I'd backup and go with the suggestion from Shawn Jiang. You're really close.

It's just:

    Properties env = new Properties();
env .put ("java .naming .factory .initial","org.apache.openejb.client.RemoteInitialContextFactory");
    env.put("java.naming.provider.url", "ejbd://localhost:4201");
    env.put("java.naming.security.principal", "system");
    env.put("java.naming.security.credentials", "manager");
    InitialContext ctx = new InitialContext(env);

    ShoppingCart shoppingCart = ctx.lookup("ShoppingCartBeanRemote");

Looking at your bean code the JNDI name will likely be "ShoppingCartBeanRemote", but as Shawn mentions the geronimo.log file will list it exactly.
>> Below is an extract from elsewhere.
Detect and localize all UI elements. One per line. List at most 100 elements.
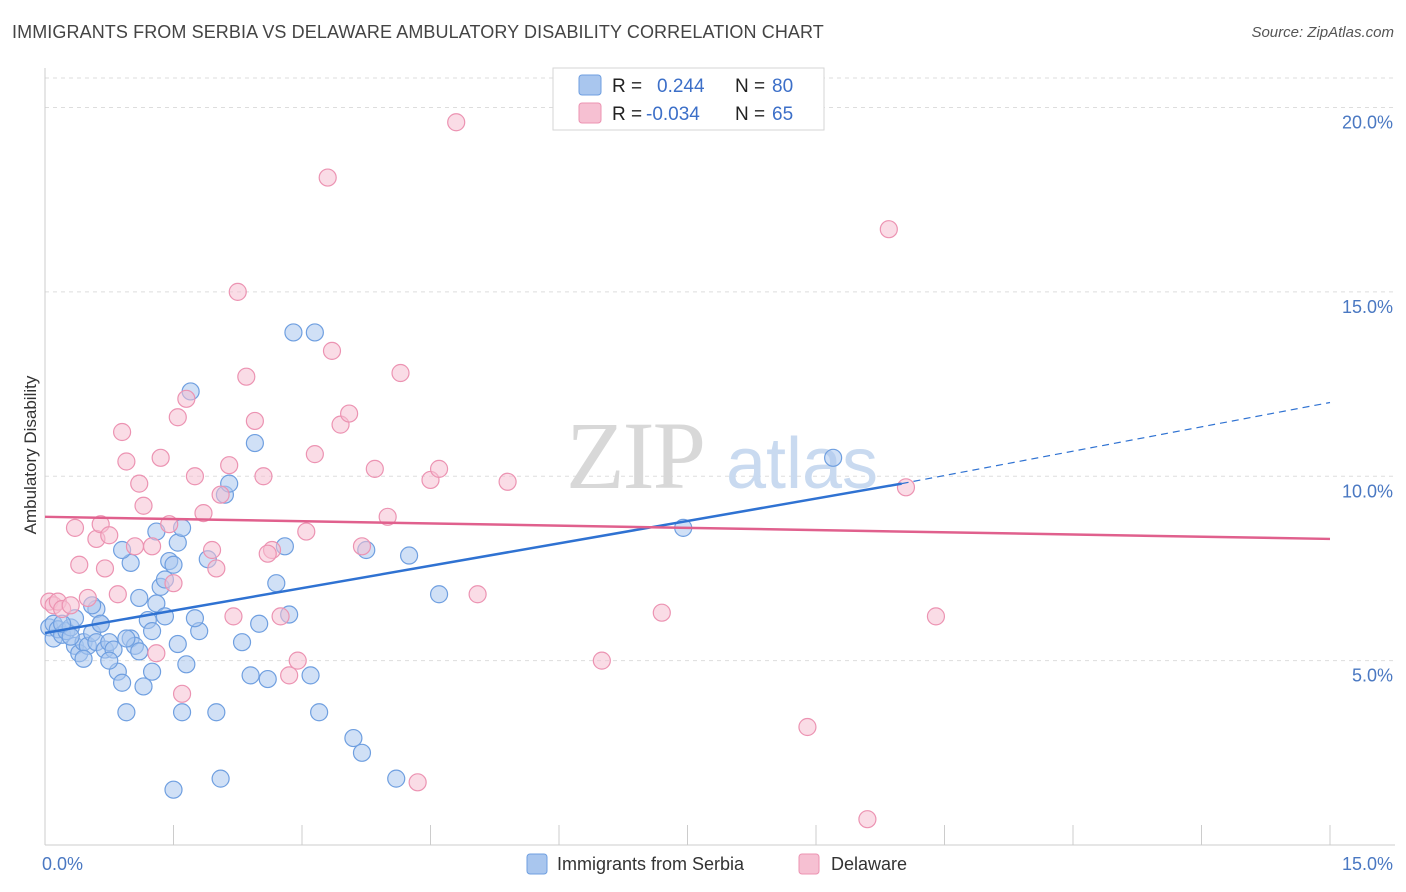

I would not investigate using annotations in remote clients until you can get a simple client like the one above working. The reason being is annotations in clients only work for Java EE App Clients running in a Java EE App Client Container. Java EE Application Clients are definitely far more complicated than plain java clients that use the code above.

-David


On Dec 29, 2008, at 1:39 AM, axiez wrote:


I am trying to use annotations instead of JNDI. My Bean class code is:
import java.io.*;
import java.util.*;
import javax.ejb.*;
@Stateful
@Remote(ShoppingCart.class)
public class ShoppingCartBean implements ShoppingCart, Serializable {
private HashMap<String, Integer> cart = new HashMap<String, Integer>();
   public void buy(String product, int quantity) {
       if(cart.containsKey(product)) {
           int currq = cart.get(product);
           currq += quantity;
           cart.put(product, currq);
       }
       else {
           cart.put(product, quantity);
       }
   }
   public HashMap<String, Integer> getCartContents() {
       return cart;
   }
   @Remove
   public void checkout() {
       System.out.println("To be implemented");
   }
}
I used the inPlace option of deploy command. It said "Deployed
default/yourDirectory/1230542660703/jar". From EJB 3.0 spec, it looks like we can use annotations and avoid JNDI. My attempt is to use remote client
with simplest EJB 3.0 code.

Shawn Jiang wrote:

you need to use the bean's remote interface name here instead of the
bean class name itself.

As for "ShoppingCartBean/remote" in the lookup method, you need to
confirm it's the JNDI name of your EJB remote interface.(you can get
the JNDI name of your EJB by searching  "[startup] Jndi(name=" in the
geronimo/var/log/geronimo.log file)

2008/12/29 axiez <lesai...@gmail.com>:

I added jndi.properties. Modified code is given below:
Properties p = new Properties();
p.load(new FileInputStream("jndi.properties"));
InitialContext ctx = new InitialContext(p);
ShoppingCart cart = (ShoppingCart) ctx.lookup("ShoppingCartBean/ remote"); I compiled the java files and am planning to create a jar file "a.jar"
and
deploy it. In the lookup method given above, I simply mentioned the bean class name. Nowhere did I mention jar file/module name. Is this correct?

axiez wrote:

I want to run sample code to understand ejb 3.0 basics. I am new to ejb.
I
have the following java files: ShoppingCartBean.java, ShoppingCart.java
and Client.java. The Client.java file has the following code:
import javax.naming.InitialContext;
public class Client {
   public static void main(String[] args) throws Exception {
       InitialContext ctx = new InitialContext();
       ShoppingCart cart = (ShoppingCart)
ctx.lookup("ShoppingCartBean/remote");
       ...
   }
My plan is to have client on a different JVM than ejb container. I wonder how the client can execute bean method without even knowing IP
address etc of the JVM that has the other code on ejb container.